Jacob was lucky enough to escape slavery by hiding in her grandma’s crawlspace; however, her life wasn’t easy for her or anyone planning to break the chains of captivity.  She writes, “Reader, I draw no imaginary pictures of southern homes. I am telling you the plain truth. Yet when victims make their escape from this wild beast of Slavery, northerners consent to act the part of bloodhounds, and hunt the poor fugitive back into his den (60). She explains that even when people are brave and smart enough to make a successful escape they are often brought back, or treated unjustly by those in the North. She chooses to step back from her own story to directly address the audience. She reminds them that as horrific as her story reads it is a true account. She also wants to draw the attention to the reader in order to turn their attention to the actions those in the North take against the slaves. By placing this in the center of the book they will have already read the majority of the mistreatment she has experienced. This tactic draws on the empathy she hopes to receive from the women she writes to, and in return taking steps to solve these mistreatment issues.

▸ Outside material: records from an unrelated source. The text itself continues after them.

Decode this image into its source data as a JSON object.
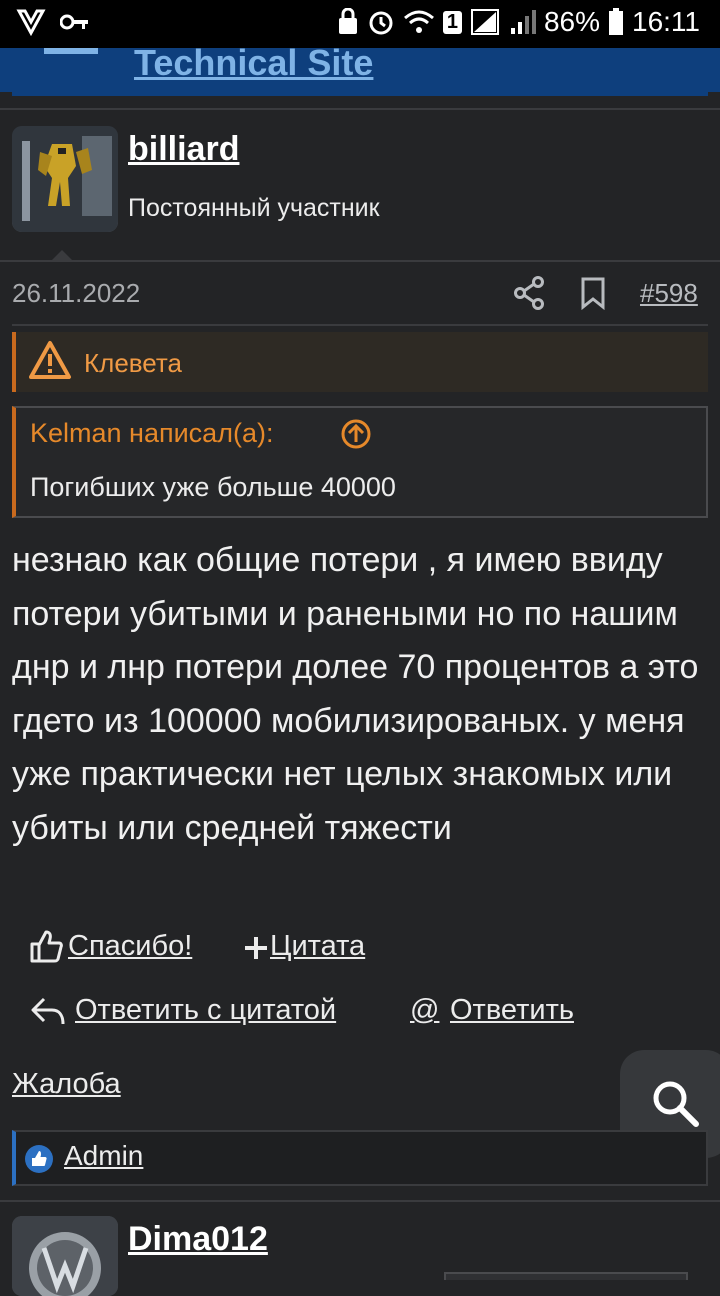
{
  "status_bar": {
    "battery": "86%",
    "time": "16:11",
    "sim_badge": "1"
  },
  "header": {
    "site_title": "Technical Site"
  },
  "post": {
    "author": "billiard",
    "author_title": "Постоянный участник",
    "date": "26.11.2022",
    "number": "#598",
    "warning_label": "Клевета",
    "quote": {
      "author": "Kelman написал(а):",
      "text": "Погибших уже больше 40000"
    },
    "text": "незнаю как общие потери , я имею ввиду потери убитыми и ранеными но по нашим днр и лнр потери долее 70 процентов а это гдето из 100000 мобилизированых. у меня уже практически нет целых знакомых или убиты или средней тяжести",
    "actions": {
      "thanks": "Спасибо!",
      "quote": "Цитата",
      "reply_quote": "Ответить с цитатой",
      "reply": "Ответить",
      "report": "Жалоба"
    },
    "reaction_user": "Admin"
  },
  "next_post": {
    "author": "Dima012"
  },
  "colors": {
    "background": "#232426",
    "accent_orange": "#e6892a",
    "banner_blue": "#0e3f7d",
    "reaction_blue": "#2c70c2"
  }
}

Jacobs’ narrative depicts the realistic mistreatment, hardships and expectations women in slavery faced everyday. By expressing the honest and painful truth she hopes women in the North will read it and make an impact. By spreading it throughout their community they can impact the slave owners and others that are perpetrating the circle of inhumane actions on the slaves. Women like Jacobs were those who paved the way to freedom for future generations by shedding light onto the brutal truths of the slave trade.